REVIEW: Educated Gangster 101: a Spoken Word Hip-Hop Musical

DECATUR, GA: Poet/Playwright Tommy Bottoms' Educated Gangster 101: a Spoken Word Hip-Hop Musical is a glimpse into the radical mind of Dr. Ugly (Tommy Bottoms), an eccentric, schizophrenic professor whose life mission is to socially engineer the “new-nigga” for the new millennium.

Tommy Bottoms, Playwright
Set in 21st century Atlanta at the fictional Nat Turner Institute, this freewheeling social comedy follows Dr. Ugly as he teaches a course to re-engineer the minds of two experimental test subjects: neo-conservative Raekwon Jackson (Cola Rum) and suburban sorority girl Jazmin Love (Theresa tha Songbird). Rounding out the cast of characters are co-faculty members, Nation of Islamist Malcolm Farrakhan (Malik Salaam) and corporate Ivy-leaguer, Madam Beautiful (Tamika “Georgia Me” Harper), along with Dr. Ugly's thugged-out split personality, A Pimp Named Felonius Nigga (Derrick “Abyss” Graham).  The plot is somewhat secondary as Bottoms explores a no-holds-barred conversation on the current state of Black America—one that tickles the funny bone as skillfully as it opens the third eye.

The storyline updates Black Arts movement concepts with a Web 2.0 twist, and provides a slick platform for Dr.
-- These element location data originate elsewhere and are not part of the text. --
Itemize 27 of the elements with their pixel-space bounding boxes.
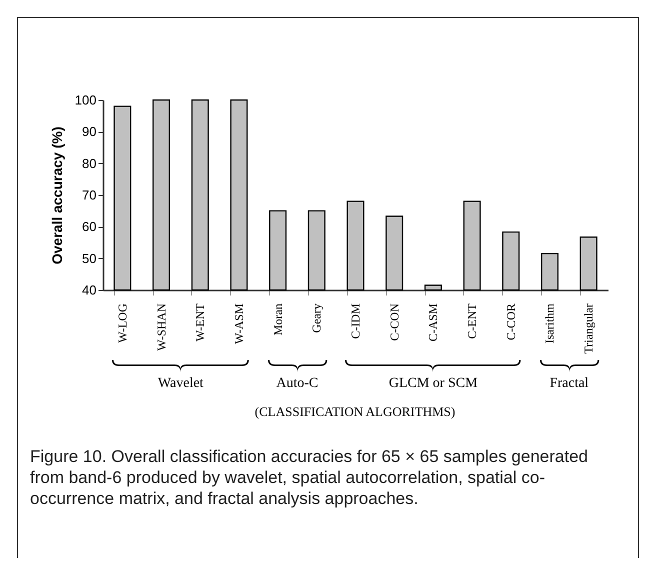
y-axis-title: Overall accuracy (%) [48, 126, 65, 264]
text: Fractal [550, 376, 589, 392]
y-tick-label: 60 [82, 219, 96, 234]
x-axis-title: (CLASSIFICATION ALGORITHMS) [254, 404, 456, 420]
text: GLCM or SCM [388, 376, 478, 392]
x-tick-label: C-COR [504, 304, 518, 340]
x-tick-label: C-ASM [426, 303, 440, 342]
x-tick-label: C-IDM [348, 303, 362, 339]
x-tick-label: Moran [270, 304, 285, 336]
x-tick-label: C-ENT [465, 302, 480, 339]
x-tick-label: W-ENT [193, 302, 208, 342]
x-tick-label: W-ASM [232, 303, 246, 344]
y-tick-label: 100 [74, 92, 96, 108]
text: Auto-C [276, 376, 318, 392]
y-tick-label: 90 [82, 124, 96, 140]
y-tick-label: 70 [82, 188, 96, 202]
caption: Figure 10. Overall classification accuracies for 65 × 65 samples generated from band-6 produced by wavelet, spatial autocorrelation, spatial co-occurrence matrix, and fractal analysis approaches. [30, 446, 589, 509]
x-tick-label: C-CON [387, 303, 402, 341]
y-tick-label: 50 [82, 250, 96, 266]
x-tick-label: Geary [310, 304, 324, 333]
y-tick-label: 80 [82, 156, 96, 171]
y-tick-label: 40 [82, 282, 96, 298]
x-tick-label: Triangular [582, 304, 596, 354]
x-tick-label: W-SHAN [154, 303, 168, 351]
text: Wavelet [158, 376, 204, 392]
x-tick-label: W-LOG [115, 303, 130, 343]
x-tick-label: Isarithm [542, 302, 557, 344]
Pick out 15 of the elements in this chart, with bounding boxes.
Ugly to provide a history lesson for the Crack generation, one that will never appear in any history textbook.  Waxing poetic on subjects including the destruction of the Black family, the legalization of drugs, the economy fueling the prison system, and the media's reappropriation of the Black male image, Bottoms uses comedy as counterbalance to play out Dr. Ugly's well-intentioned aim of awakening Raekwon and Jazmin to consciousness, to see themselves in the context of Black struggle in a way that will ultimately uplift and transform their people.

The spoken word numbers, which range from a cappella solo pieces to musical group poems backed by the complementary CJ Baker Band, are woven nearly seamlessly into the fabric of the dialogue, so much so that you're sometimes transported halfway into a poem before you realize it. While I was familiar with some of the material from the cast's individual spoken word repertoires, the poems were integrated so well into the dialogue that they seemed to emerge organically from the play's text.

Red Summer, Director
Under Red Summer's direction, individual performances were stellar, as dialogue morphed into spoken word cadence, into outright song--from Jazmin Love's bebop-inspired riffs in "Superman" to A Pimp Named Felonius Nigga's hip-hop inspired lyrics to Raekwon Jackson's homiletic, Baptist delivery.  Each performance was a masters class in itself. Malcolm Farrakhan and Madam Beautiful's performances also did not disappoint, setting the audience afire with amens and applause.

The cast carries the torch originally lit by African griots, passed on through the poets of the Black Arts movement, dropping science in the tradition of the best Golden Age era Hip-Hop artists—Public Enemy, Poor Righteous Teachers, and KRS1.  This is edutainment at its finest.

Starring: Malik Salaam, Tamika Harper, Tommy Bottoms, Derrick Abyss Graham, Theresa Tha Songbird, and Cola Rum

*This review was of the world premiere performance on 8 Feb 2014 at the Porter Sanford III Performing Arts Center in Decatur, GA.

6 comments:

Unknown said...

Brilliant review. I thoroughly enjoyed the performance last night.

Lisa Nanette Allender said...

Hi Ayodele,
I am very familiar with all of the poets mentioned, and in fact, several are in the film from Henderson Maddox, "Unspoken Words", the film in which I play an abusive foster-mother. I'm so happy to see them doing great new collaborative work! Please DO keep us all updated on this show (will it be running again, soon??) as well as future shows.....

M. Ayodele Heath said...

Thanks for reading, Montoya. Yes, it was quite an enjoyable show!

M. Ayodele Heath said...

Hi Lisa,
I'm not sure of future production plans, but I'll spread the word as soon as I hear anything.

Abyss from the play Educated Gangster said...

Hey Lisa we will be at Center Stage on May 3rd for an Encore Performance and thank you for the kind words

Anonymous said...

any chance of taking this on the road...to Charlotte maybe? They have a great local spoken word scene there...Jaycee and the Legendary Bluz might be able to help make it happen? Thoughts?